Bulan begitu cantik dalam naungan bintang-bintang, langit tampak begitu cerah; secerah hati kedua pecinta. Sebuah keindahan malam yang mengilhami Satria untuk menemui Tiara. Sembari melantunkan syair Satria berjalan menyusuri jalan kampung yang berliku menerabas  hutan dan mengarungi sungai. Apapun rintangan yang menghadang, dengan sukarela ia taklukkan demi berjumpa dengan kekasih hati.
Seakan tidak pernah kehabisan akal, sang pecinta selalu saja mendapatkan  jalan untuk bisa bersua untuk sang kekasih pujaan hati, meskipun didepannya menghadang berbagai aral serta rintangan , apalah daya tabir dan penjaga yang bersenjata serta tembok nan tinggi lagi kokoh, semua pastilah kan menjadi sia-sia belaka. Laksana pasir atau debu yang terbang berserak tertiup angin,  semua pembatas-pembatas tersebut menjadi luruh tak berdaya seiring dengan bangkitnya rasa cinta  yang hangat dari dalam kalbu kedua pecinta.
Satriapun berjalan menyusuri kegelapan dengan keyakinan dan semangat yang tinggi seolah ada sepasang sayap yang menghantarnya pada sang terkasih.
Setelah sampai didekat alun-alun istana, Satria memperlambat langkahnya terlihat beberapa pengawal sedang berkeliling menjaga tiap sudut bangunan istana. Sambil mengendap-endap, ia menyusup memasuki sebuah taman- yang tepat berada didepan kamar sang Putri. Diatas balkon istana Sang Putri terlihat menunggu dalam kegelisahan, tampak rambut panjangnya terurai diterpai semilir angin dan terlihat pula sepasang matanya yang indah berkaca-kaca dalam keharuan,…

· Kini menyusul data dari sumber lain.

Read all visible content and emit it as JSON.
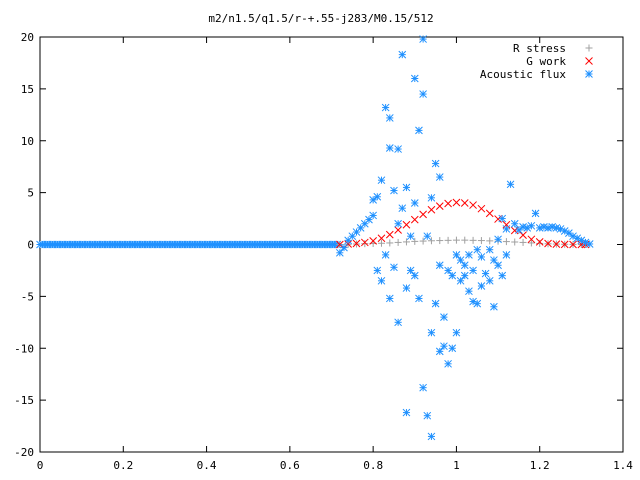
{
  "chart_data": {
    "type": "scatter",
    "title": "m2/n1.5/q1.5/r-+.55-j283/M0.15/512",
    "xlabel": "",
    "ylabel": "",
    "xlim": [
      0,
      1.4
    ],
    "ylim": [
      -20,
      20
    ],
    "xticks": [
      "0",
      "0.2",
      "0.4",
      "0.6",
      "0.8",
      "1",
      "1.2",
      "1.4"
    ],
    "yticks": [
      "20",
      "15",
      "10",
      "5",
      "0",
      "-5",
      "-10",
      "-15",
      "-20"
    ],
    "grid": false,
    "legend_position": "top-right",
    "series": [
      {
        "name": "R stress",
        "marker": "+",
        "color": "#a0a0a0",
        "points": [
          [
            0.72,
            0
          ],
          [
            0.74,
            0.02
          ],
          [
            0.76,
            0.05
          ],
          [
            0.78,
            0.08
          ],
          [
            0.8,
            0.1
          ],
          [
            0.82,
            0.12
          ],
          [
            0.84,
            0.15
          ],
          [
            0.86,
            0.2
          ],
          [
            0.88,
            0.25
          ],
          [
            0.9,
            0.3
          ],
          [
            0.92,
            0.33
          ],
          [
            0.94,
            0.36
          ],
          [
            0.96,
            0.38
          ],
          [
            0.98,
            0.4
          ],
          [
            1.0,
            0.42
          ],
          [
            1.02,
            0.42
          ],
          [
            1.04,
            0.4
          ],
          [
            1.06,
            0.38
          ],
          [
            1.08,
            0.35
          ],
          [
            1.1,
            0.32
          ],
          [
            1.12,
            0.28
          ],
          [
            1.14,
            0.24
          ],
          [
            1.16,
            0.2
          ],
          [
            1.18,
            0.15
          ],
          [
            1.2,
            0.1
          ],
          [
            1.22,
            0.07
          ],
          [
            1.24,
            0.04
          ],
          [
            1.26,
            0.02
          ],
          [
            1.28,
            0.01
          ],
          [
            1.3,
            0
          ],
          [
            1.31,
            0
          ]
        ]
      },
      {
        "name": "G work",
        "marker": "x",
        "color": "#ff0000",
        "points": [
          [
            0.72,
            0
          ],
          [
            0.74,
            0.05
          ],
          [
            0.76,
            0.1
          ],
          [
            0.78,
            0.2
          ],
          [
            0.8,
            0.35
          ],
          [
            0.82,
            0.6
          ],
          [
            0.84,
            0.95
          ],
          [
            0.86,
            1.4
          ],
          [
            0.88,
            1.9
          ],
          [
            0.9,
            2.4
          ],
          [
            0.92,
            2.9
          ],
          [
            0.94,
            3.35
          ],
          [
            0.96,
            3.7
          ],
          [
            0.98,
            3.95
          ],
          [
            1.0,
            4.05
          ],
          [
            1.02,
            4.0
          ],
          [
            1.04,
            3.8
          ],
          [
            1.06,
            3.45
          ],
          [
            1.08,
            3.0
          ],
          [
            1.1,
            2.45
          ],
          [
            1.12,
            1.9
          ],
          [
            1.14,
            1.35
          ],
          [
            1.16,
            0.9
          ],
          [
            1.18,
            0.5
          ],
          [
            1.2,
            0.25
          ],
          [
            1.22,
            0.1
          ],
          [
            1.24,
            0.04
          ],
          [
            1.26,
            0.01
          ],
          [
            1.28,
            0
          ],
          [
            1.3,
            0
          ],
          [
            1.31,
            0
          ]
        ]
      },
      {
        "name": "Acoustic flux",
        "marker": "*",
        "color": "#1e90ff",
        "points": [
          [
            0.72,
            -0.8
          ],
          [
            0.73,
            -0.3
          ],
          [
            0.74,
            0.4
          ],
          [
            0.75,
            0.8
          ],
          [
            0.76,
            1.2
          ],
          [
            0.77,
            1.6
          ],
          [
            0.78,
            2.0
          ],
          [
            0.79,
            2.4
          ],
          [
            0.8,
            2.8
          ],
          [
            0.8,
            4.3
          ],
          [
            0.81,
            4.6
          ],
          [
            0.81,
            -2.5
          ],
          [
            0.82,
            6.2
          ],
          [
            0.82,
            -3.5
          ],
          [
            0.83,
            13.2
          ],
          [
            0.83,
            -1.0
          ],
          [
            0.84,
            9.3
          ],
          [
            0.84,
            12.2
          ],
          [
            0.84,
            -5.2
          ],
          [
            0.85,
            -2.2
          ],
          [
            0.85,
            5.2
          ],
          [
            0.86,
            9.2
          ],
          [
            0.86,
            -7.5
          ],
          [
            0.86,
            2.0
          ],
          [
            0.87,
            18.3
          ],
          [
            0.87,
            3.5
          ],
          [
            0.88,
            -4.2
          ],
          [
            0.88,
            5.5
          ],
          [
            0.88,
            -16.2
          ],
          [
            0.89,
            0.8
          ],
          [
            0.89,
            -2.5
          ],
          [
            0.9,
            16.0
          ],
          [
            0.9,
            -3.0
          ],
          [
            0.9,
            4.0
          ],
          [
            0.91,
            -5.2
          ],
          [
            0.91,
            11.0
          ],
          [
            0.92,
            19.8
          ],
          [
            0.92,
            -13.8
          ],
          [
            0.92,
            14.5
          ],
          [
            0.93,
            -16.5
          ],
          [
            0.93,
            0.8
          ],
          [
            0.94,
            -8.5
          ],
          [
            0.94,
            4.5
          ],
          [
            0.94,
            -18.5
          ],
          [
            0.95,
            -5.7
          ],
          [
            0.95,
            7.8
          ],
          [
            0.96,
            6.5
          ],
          [
            0.96,
            -10.3
          ],
          [
            0.96,
            -2.0
          ],
          [
            0.97,
            -7.0
          ],
          [
            0.97,
            -9.8
          ],
          [
            0.98,
            -11.5
          ],
          [
            0.98,
            -2.5
          ],
          [
            0.99,
            -10.0
          ],
          [
            0.99,
            -3.0
          ],
          [
            1.0,
            -8.5
          ],
          [
            1.0,
            -1.0
          ],
          [
            1.01,
            -3.5
          ],
          [
            1.01,
            -1.5
          ],
          [
            1.02,
            -3.0
          ],
          [
            1.02,
            -2.0
          ],
          [
            1.03,
            -4.5
          ],
          [
            1.03,
            -1.0
          ],
          [
            1.04,
            -5.5
          ],
          [
            1.04,
            -2.5
          ],
          [
            1.05,
            -0.5
          ],
          [
            1.05,
            -5.7
          ],
          [
            1.06,
            -4.0
          ],
          [
            1.06,
            -1.2
          ],
          [
            1.07,
            -2.8
          ],
          [
            1.08,
            -3.5
          ],
          [
            1.08,
            -0.5
          ],
          [
            1.09,
            -6.0
          ],
          [
            1.09,
            -1.5
          ],
          [
            1.1,
            -2.0
          ],
          [
            1.1,
            0.5
          ],
          [
            1.11,
            2.5
          ],
          [
            1.11,
            -3.0
          ],
          [
            1.12,
            1.5
          ],
          [
            1.12,
            -1.0
          ],
          [
            1.13,
            5.8
          ],
          [
            1.14,
            2.0
          ],
          [
            1.15,
            1.4
          ],
          [
            1.16,
            1.7
          ],
          [
            1.17,
            1.6
          ],
          [
            1.18,
            1.8
          ],
          [
            1.19,
            3.0
          ],
          [
            1.2,
            1.6
          ],
          [
            1.21,
            1.7
          ],
          [
            1.22,
            1.6
          ],
          [
            1.23,
            1.7
          ],
          [
            1.24,
            1.6
          ],
          [
            1.25,
            1.5
          ],
          [
            1.26,
            1.3
          ],
          [
            1.27,
            1.1
          ],
          [
            1.28,
            0.8
          ],
          [
            1.29,
            0.6
          ],
          [
            1.3,
            0.4
          ],
          [
            1.31,
            0.2
          ],
          [
            1.32,
            0.05
          ]
        ]
      }
    ]
  }
}
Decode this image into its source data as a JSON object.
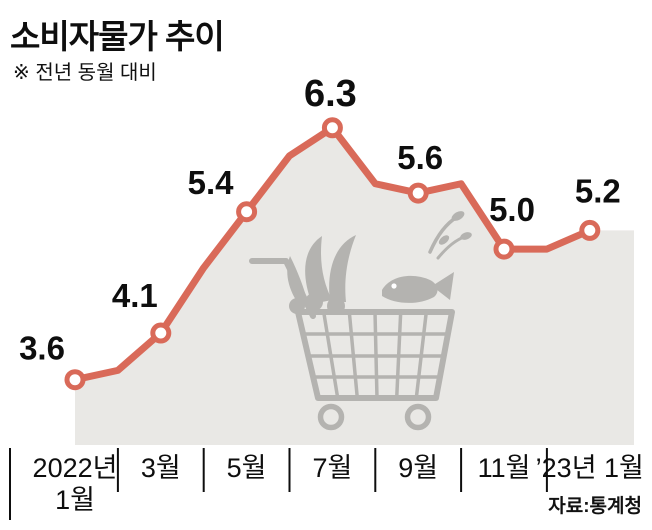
{
  "header": {
    "title": "소비자물가 추이",
    "subtitle": "※ 전년 동월 대비"
  },
  "footer": {
    "source": "자료:통계청"
  },
  "chart_data": {
    "type": "line",
    "title": "소비자물가 추이",
    "subtitle": "※ 전년 동월 대비",
    "x": [
      "2022-01",
      "2022-02",
      "2022-03",
      "2022-04",
      "2022-05",
      "2022-06",
      "2022-07",
      "2022-08",
      "2022-09",
      "2022-10",
      "2022-11",
      "2022-12",
      "2023-01"
    ],
    "values": [
      3.6,
      3.7,
      4.1,
      4.8,
      5.4,
      6.0,
      6.3,
      5.7,
      5.6,
      5.7,
      5.0,
      5.0,
      5.2
    ],
    "labeled_points": [
      {
        "index": 0,
        "label": "3.6"
      },
      {
        "index": 2,
        "label": "4.1"
      },
      {
        "index": 4,
        "label": "5.4"
      },
      {
        "index": 6,
        "label": "6.3"
      },
      {
        "index": 8,
        "label": "5.6"
      },
      {
        "index": 10,
        "label": "5.0"
      },
      {
        "index": 12,
        "label": "5.2"
      }
    ],
    "x_ticks": [
      {
        "index": 0,
        "lines": [
          "2022년",
          "1월"
        ]
      },
      {
        "index": 2,
        "lines": [
          "3월"
        ]
      },
      {
        "index": 4,
        "lines": [
          "5월"
        ]
      },
      {
        "index": 6,
        "lines": [
          "7월"
        ]
      },
      {
        "index": 8,
        "lines": [
          "9월"
        ]
      },
      {
        "index": 10,
        "lines": [
          "11월"
        ]
      },
      {
        "index": 12,
        "lines": [
          "’23년 1월"
        ]
      }
    ],
    "ylim": [
      2.9,
      6.8
    ],
    "legend": "none",
    "grid": false,
    "source": "자료:통계청",
    "colors": {
      "line": "#d96a59",
      "area": "#e9e8e5",
      "marker_fill": "#ffffff",
      "cart": "#b4b3b0",
      "text": "#0e0e0e"
    }
  }
}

“ Duhai betapa cantiknya ia” , bisik hati kecil Satria. Bulir airmata keharuan tampak menitik dari kelopak mata Sang dewi , seakan hendak berkata agar malam ini menjadi  malam yang abadi, sebuah malam pertemuan  yang tak berpisah untuk selamanya. Tak rela bila kekasihnya menangis, kemudian Satria bersyair  untuk menenteramkan hati sang terkasih :
Duhai bulan dan bintang masih adakah senyum dihatimu?

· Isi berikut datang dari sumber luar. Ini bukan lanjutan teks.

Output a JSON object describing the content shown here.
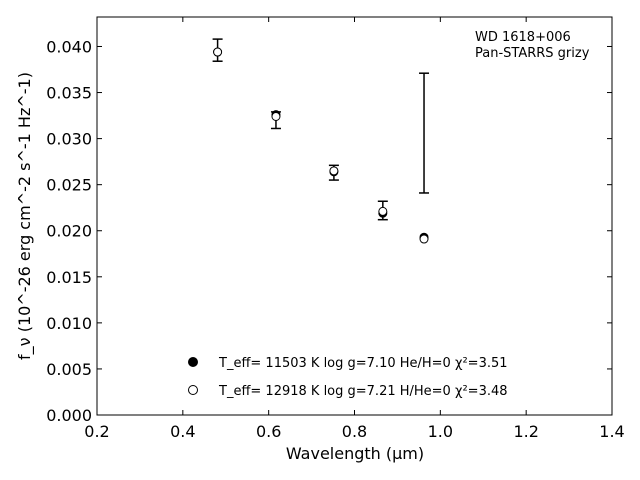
{
  "chart_data": {
    "type": "scatter",
    "xlabel": "Wavelength (μm)",
    "ylabel": "f_ν (10^-26 erg cm^-2 s^-1 Hz^-1)",
    "xlim": [
      0.2,
      1.4
    ],
    "ylim": [
      0.0,
      0.0432
    ],
    "xticks": [
      0.2,
      0.4,
      0.6,
      0.8,
      1.0,
      1.2,
      1.4
    ],
    "xtick_labels": [
      "0.2",
      "0.4",
      "0.6",
      "0.8",
      "1.0",
      "1.2",
      "1.4"
    ],
    "yticks": [
      0.0,
      0.005,
      0.01,
      0.015,
      0.02,
      0.025,
      0.03,
      0.035,
      0.04
    ],
    "ytick_labels": [
      "0.000",
      "0.005",
      "0.010",
      "0.015",
      "0.020",
      "0.025",
      "0.030",
      "0.035",
      "0.040"
    ],
    "grid": false,
    "legend_position": "bottom-center",
    "annotation": [
      "WD 1618+006",
      "Pan-STARRS grizy"
    ],
    "observed": {
      "x": [
        0.481,
        0.617,
        0.752,
        0.866,
        0.962
      ],
      "y": [
        0.0396,
        0.032,
        0.0263,
        0.0222,
        0.0306
      ],
      "yerr": [
        0.0012,
        0.0009,
        0.0008,
        0.001,
        0.0065
      ]
    },
    "series": [
      {
        "name": "T_eff= 11503 K  log g=7.10  He/H=0  χ²=3.51",
        "marker": "filled-circle",
        "x": [
          0.481,
          0.617,
          0.752,
          0.866,
          0.962
        ],
        "y": [
          0.0394,
          0.0326,
          0.0264,
          0.0219,
          0.0193
        ]
      },
      {
        "name": "T_eff= 12918 K  log g=7.21  H/He=0  χ²=3.48",
        "marker": "open-circle",
        "x": [
          0.481,
          0.617,
          0.752,
          0.866,
          0.962
        ],
        "y": [
          0.0394,
          0.0324,
          0.0265,
          0.0221,
          0.0191
        ]
      }
    ]
  }
}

Adakah gerangan nestapa dihatimu kini?…
“Duhai cinta yang terbakar...Bakarlah gelora hati dalam jiwa hingga berabu”...
“ Menangislah jika harus menangis ....Maka tangismu laksana lautan tinta kasih,  yang mengisi mata penanya dengan senandung harapan- akan cinta dan  anugerah “...
“Tiap usapan tangismu , baginya laksana tarian hati, tarian pena- yang bergerak dengan sendirinya pada secarik kertas keabadian “ ....

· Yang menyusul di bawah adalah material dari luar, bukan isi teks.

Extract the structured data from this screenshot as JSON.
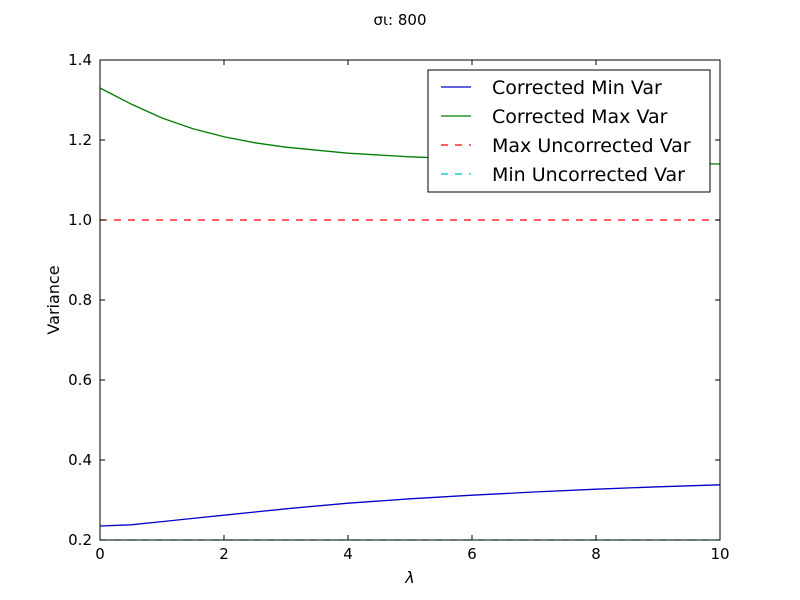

Setelah mendengar kata-kata Satria, sambil memalingkan wajah cantiknya- Sang Putri mengusap bulir-bulir airmatanya yang terjatuh, kemudian dengan suara lirih dan penuh keharuan,  ia berkata :
“Kudapati Cinta merupakan yang wujud sekaligus ghaib,
Cinta adalah ramuan kesembuhan dan juga kematian” ...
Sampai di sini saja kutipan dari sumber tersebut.